С началом действий отряда Даутокова-Серебрякова Церетели явился одним из первых к Анзорову, участвовал во многих боях и после освобождения Кавказа от большевиков, уже в мирной обстановке, был убит прапорщиком нашего же полка Султаном Инароковым, как мне передавали. Умирая, Вано просил простить убийцу и не мстить за него. Что послужило поводом к убийству, осталось неизвестным.
В станицах Черноярской и Новоосетинской мы с Николайчиком провели около двух месяцев, когда, наконец, началось восстание. 17 июля произошел первый бой с большевиками в городе Моздоке. Восстание подготовлялось в крупном масштабе, предполагалось надежным людям просочиться в состав формировавшихся большевиками на Минеральных Водах красноармейских отборных частей, одной из которых должен был командовать войсковой старшина К.К. Агоев. Он знал поручика Николайчика и записал нас обоих в свой отряд, и мы должны были уже выехать к месту нашего нового служения и получили маршрут с указанием верных людей, когда внезапно произошло столкновение в Моздоке, которое заставило руководителей восстания раскрыть карты. Фронт создался под станицей Прохладной. Войсковой старшина Агоев сформировал небольшой партизанский отряд, главным образом из офицеров, около 40 человек, которых он, смеясь, называл «любителями сильных ощущений». Сам Агоев был человек чрезвычайно решительный и совершенно выдающийся по своей храбрости. Георгиевский кавалер. 4 июля мы с поручиком Николайчиком были уже в станице Ставропольской в составе этого отряда, приняв предварительно участие в бою в Моздоке. Через несколько дней отряд наш разросся, и поручик Николайчик получил в командование сотню, а я взвод. Несмотря на ненависть к большевикам, казаки, однако, дрались неохотно, дисциплины не было. Эсеровское правительство Бичерахова (брата генерала), возглавлявшее восстание, боялось влияния офицеров, дискредитировало их и не позволяло ношения погон. Не хватало и боевых припасов, так что случалось, что пехота, идя в бой, получала по три патрона на винтовку.
Из-за всего этого фронт топтался на месте. Отряд Агоева представлял собой единственную, кажется, часть, в которой поддерживалась дисциплина, и то лишь благодаря влиянию и личным качествам самого Агоева.
Отряд наш действовал самостоятельно на левом фланге всего фронта, то продвигаясь вперед, то подаваясь назад, и участвовал в рейде по тылам красных в составе свободного отряда полковника Барагунова, но общий фронт не двигался.

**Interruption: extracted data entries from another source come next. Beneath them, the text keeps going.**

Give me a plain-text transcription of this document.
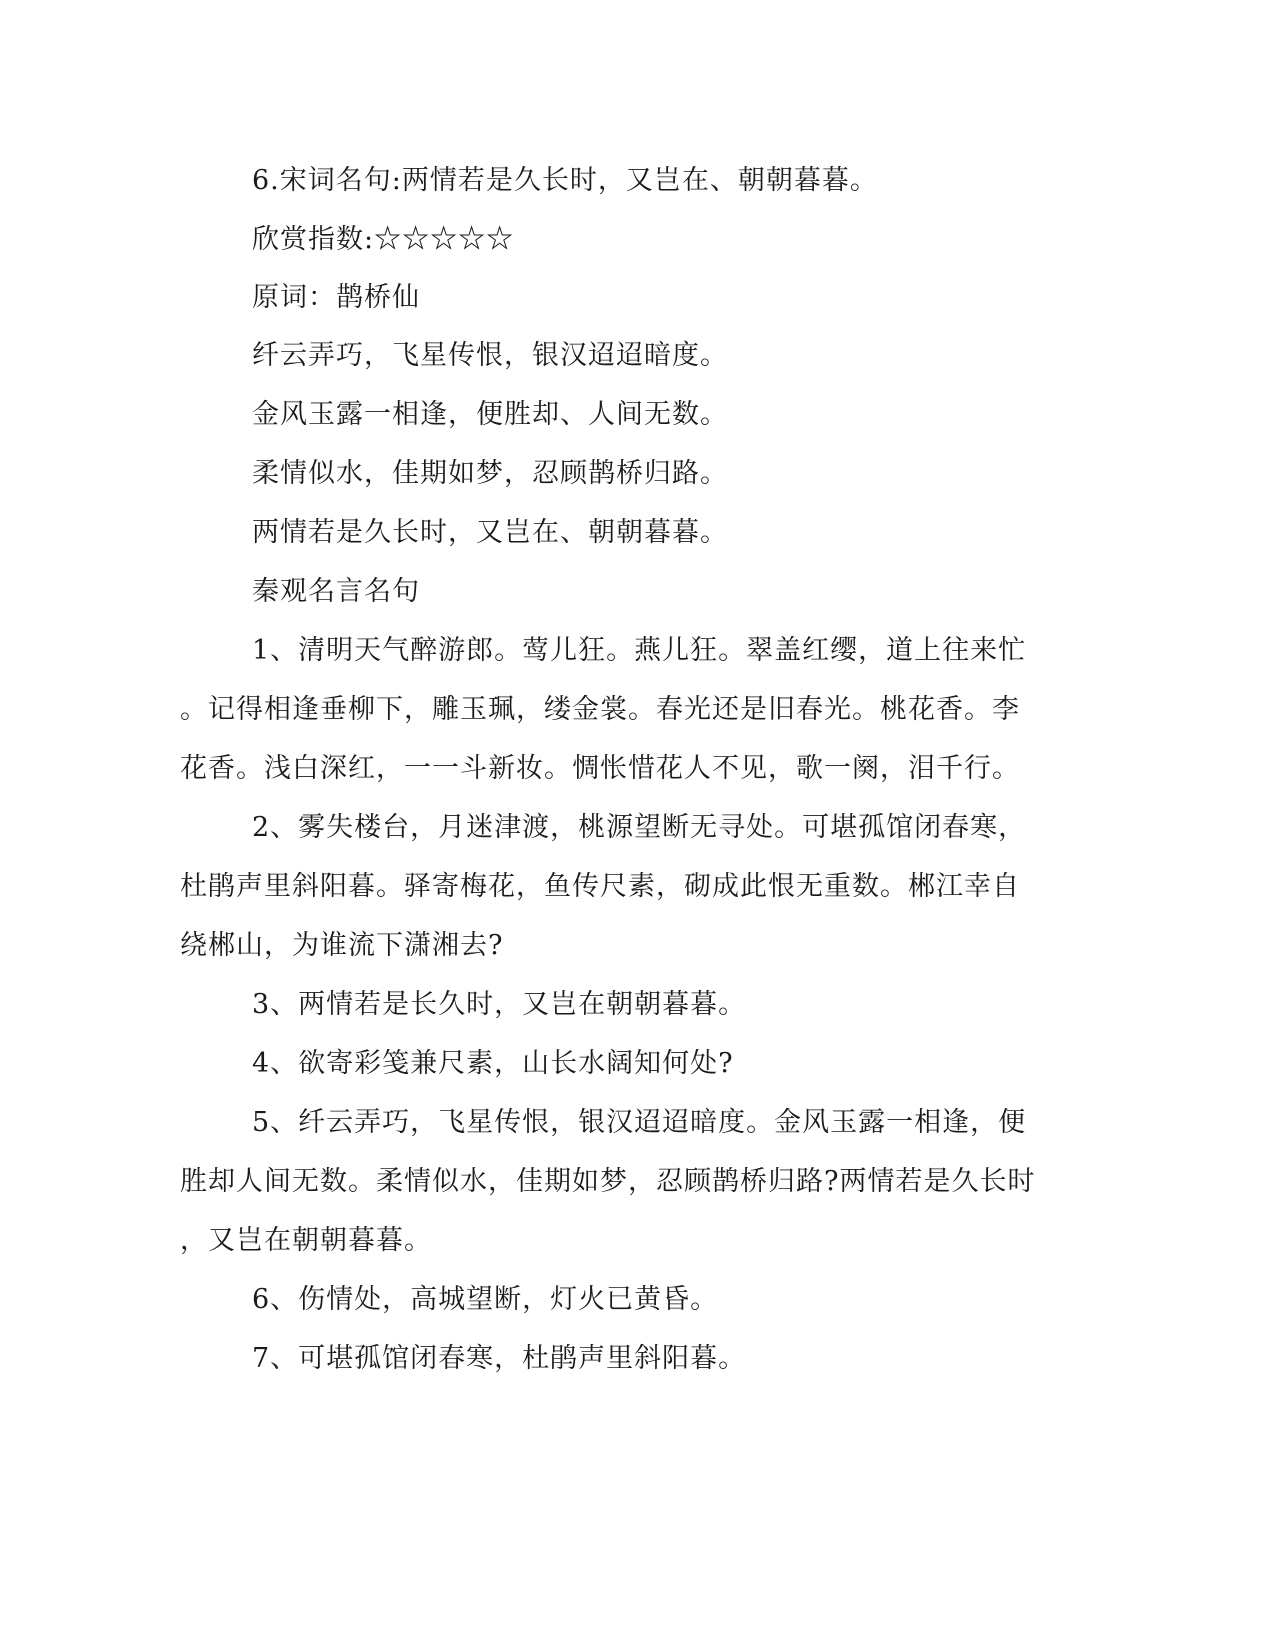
6.宋词名句:两情若是久长时，又岂在、朝朝暮暮。
欣赏指数:☆☆☆☆☆
原词：鹊桥仙
纤云弄巧，飞星传恨，银汉迢迢暗度。
金风玉露一相逢，便胜却、人间无数。
柔情似水，佳期如梦，忍顾鹊桥归路。
两情若是久长时，又岂在、朝朝暮暮。
秦观名言名句
1、清明天气醉游郎。莺儿狂。燕儿狂。翠盖红缨，道上往来忙
。记得相逢垂柳下，雕玉珮，缕金裳。春光还是旧春光。桃花香。李
花香。浅白深红，一一斗新妆。惆怅惜花人不见，歌一阕，泪千行。
2、雾失楼台，月迷津渡，桃源望断无寻处。可堪孤馆闭春寒，
杜鹃声里斜阳暮。驿寄梅花，鱼传尺素，砌成此恨无重数。郴江幸自
绕郴山，为谁流下潇湘去?
3、两情若是长久时，又岂在朝朝暮暮。
4、欲寄彩笺兼尺素，山长水阔知何处?
5、纤云弄巧，飞星传恨，银汉迢迢暗度。金风玉露一相逢，便
胜却人间无数。柔情似水，佳期如梦，忍顾鹊桥归路?两情若是久长时
，又岂在朝朝暮暮。
6、伤情处，高城望断，灯火已黄昏。
7、可堪孤馆闭春寒，杜鹃声里斜阳暮。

Во время одного из наших продвижений вперед, кажется – под станицей Солдатской, на нас стала сильно наседать пехота красных. Поручик Николайчик, оставив меня в резерве, пошел в атаку, но перед самым ударом казаки замялись, и он на своем могучем коне оказался один почти в неприятельской цепи. К нему кинулись красногвардейцы с винтовками наперевес, и он, отстреливаясь из револьвера, повернул назад. В этот момент был ранен его конь, и лишь благодаря его необычайной выносливости Николайчик смог все же доскакать до своих.

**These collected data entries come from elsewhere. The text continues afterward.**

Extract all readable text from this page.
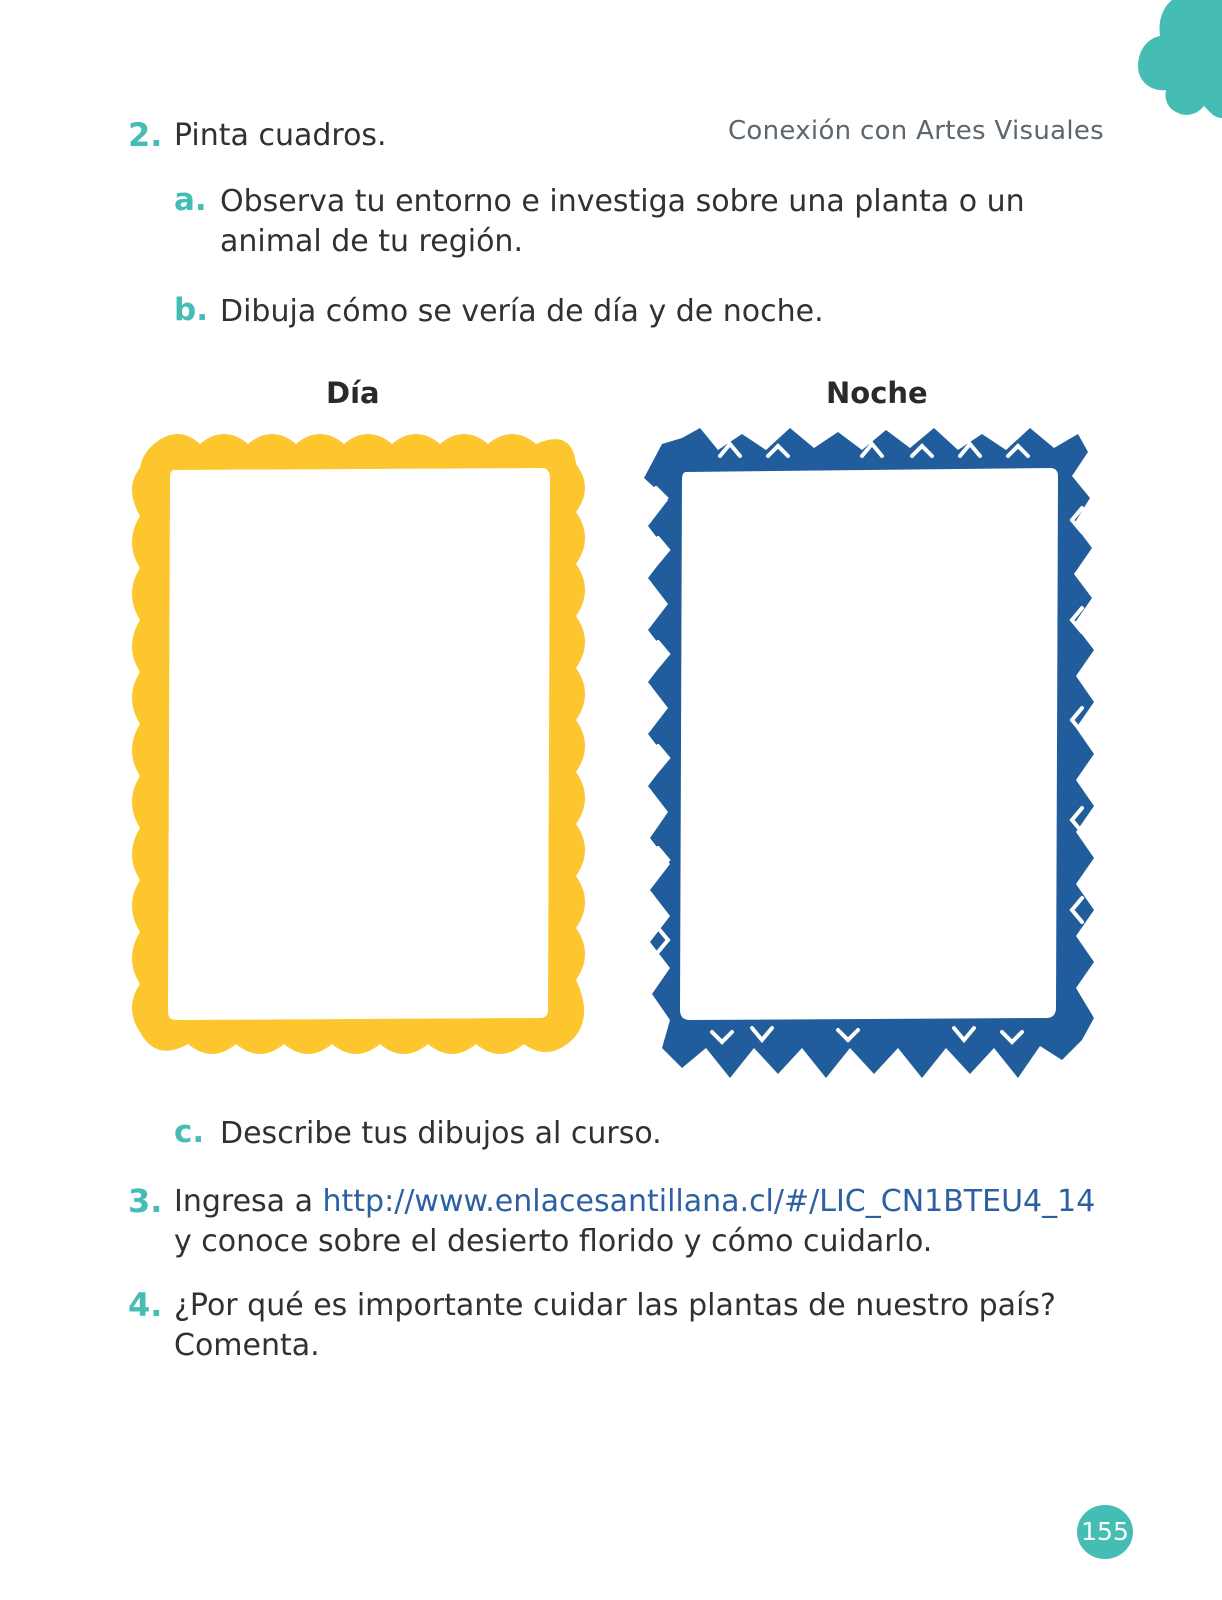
Conexión con Artes Visuales
2. Pinta cuadros.
a. Observa tu entorno e investiga sobre una planta o un
animal de tu región.
b. Dibuja cómo se vería de día y de noche.
Día	Noche
c. Describe tus dibujos al curso.
3. Ingresa a http://www.enlacesantillana.cl/#/LIC_CN1BTEU4_14
y conoce sobre el desierto florido y cómo cuidarlo.
4. ¿Por qué es importante cuidar las plantas de nuestro país?
Comenta.
155
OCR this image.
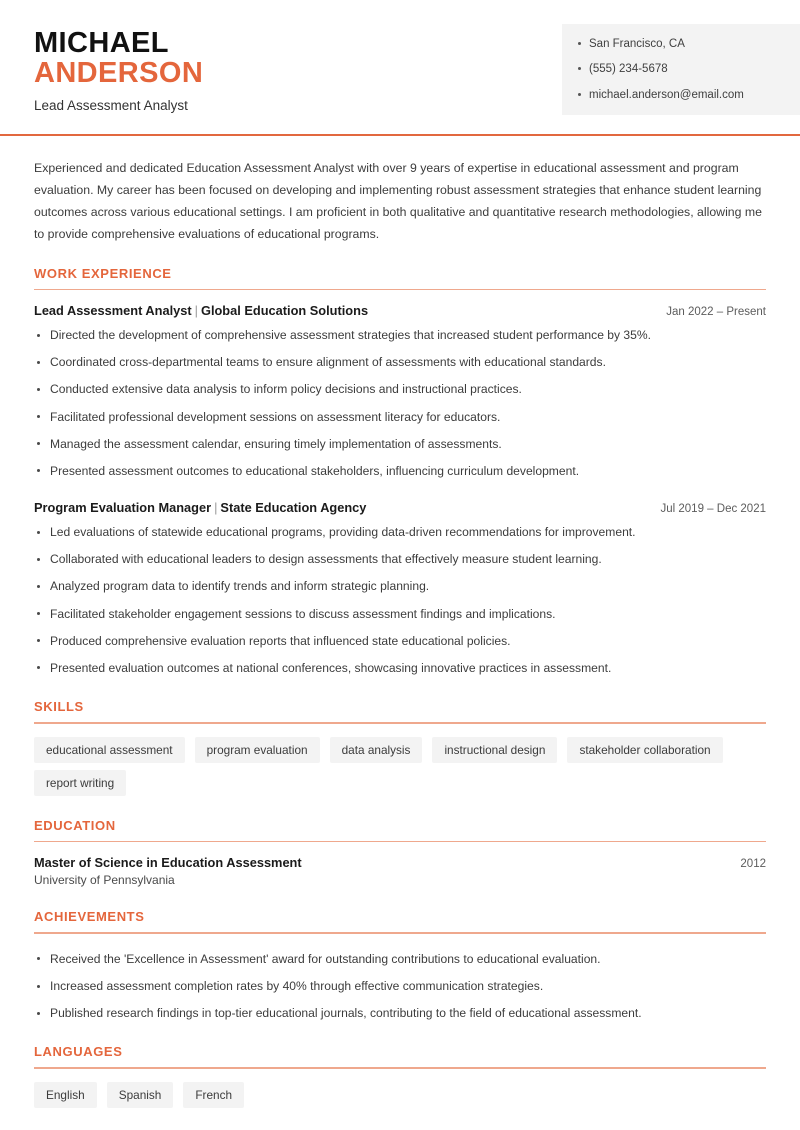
MICHAEL
ANDERSON
Lead Assessment Analyst
San Francisco, CA
(555) 234-5678
michael.anderson@email.com
Experienced and dedicated Education Assessment Analyst with over 9 years of expertise in educational assessment and program evaluation. My career has been focused on developing and implementing robust assessment strategies that enhance student learning outcomes across various educational settings. I am proficient in both qualitative and quantitative research methodologies, allowing me to provide comprehensive evaluations of educational programs.
WORK EXPERIENCE
Lead Assessment Analyst | Global Education Solutions	Jan 2022 – Present
Directed the development of comprehensive assessment strategies that increased student performance by 35%.
Coordinated cross-departmental teams to ensure alignment of assessments with educational standards.
Conducted extensive data analysis to inform policy decisions and instructional practices.
Facilitated professional development sessions on assessment literacy for educators.
Managed the assessment calendar, ensuring timely implementation of assessments.
Presented assessment outcomes to educational stakeholders, influencing curriculum development.
Program Evaluation Manager | State Education Agency	Jul 2019 – Dec 2021
Led evaluations of statewide educational programs, providing data-driven recommendations for improvement.
Collaborated with educational leaders to design assessments that effectively measure student learning.
Analyzed program data to identify trends and inform strategic planning.
Facilitated stakeholder engagement sessions to discuss assessment findings and implications.
Produced comprehensive evaluation reports that influenced state educational policies.
Presented evaluation outcomes at national conferences, showcasing innovative practices in assessment.
SKILLS
educational assessment	program evaluation	data analysis	instructional design	stakeholder collaboration
report writing
EDUCATION
Master of Science in Education Assessment	2012
University of Pennsylvania
ACHIEVEMENTS
Received the 'Excellence in Assessment' award for outstanding contributions to educational evaluation.
Increased assessment completion rates by 40% through effective communication strategies.
Published research findings in top-tier educational journals, contributing to the field of educational assessment.
LANGUAGES
English	Spanish	French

В июле наконец решено было сдвинуть фронт и взять станицу Новопавловскую. На рассвете 30 июля были взорваны два железнодорожных моста под этой станицей, что лишило противника возможности использовать в бою имевшийся у него бронепоезд. В час ночи на 31 июля наш отряд выступил из станицы Ставропольской с целью обеспечения нашего левого фланга. В темноте мы двигались медленно и часто останавливались. На последней остановке поручик Николайчик обратился ко мне со словами: «Мне что-то спать хочется, я слезу с коня, подремлю». Меня удивило это проявление апатии перед предстоящим боем у него, всегда такого энергичного и хорошо владевшего собой. Когда забрезжил рассвет, войсковой старшина Агоев подал команду трогаться. Николайчик подъехал к нему и, переговорив, возвратился ко мне: «Ты со взводом обеспечишь наш левый фланг. Сейчас начнется наступление, двигайся немедленно!»
Думаю, что, предвидя большие потери, он хотел уберечь меня и убедил Агоева в необходимости обеспечить наш фланг, что вообще не соответствовало характеру Агоева, склонного к риску. Мы пожали друг другу руки и расстались. Вскоре загремела артиллерия и послышалась трескотня пулеметов и винтовок. Я находился почти в тылу у противника и самого наступления видеть не мог. Часам к восьми утра позади Новопавловской стала накапливаться конница противника, и я уже собирался послать об этом донесение, когда увидел, что она отходит. Стрельба стала реже и вскоре затихла.
Я вошел в станицу и стал продвигаться к станции. Красных здесь уже не было, и на улицах стал появляться народ. На перекрестке я увидел телегу, и мои казаки окружили мальчишку-подводчика, расспрашивая его о потерях.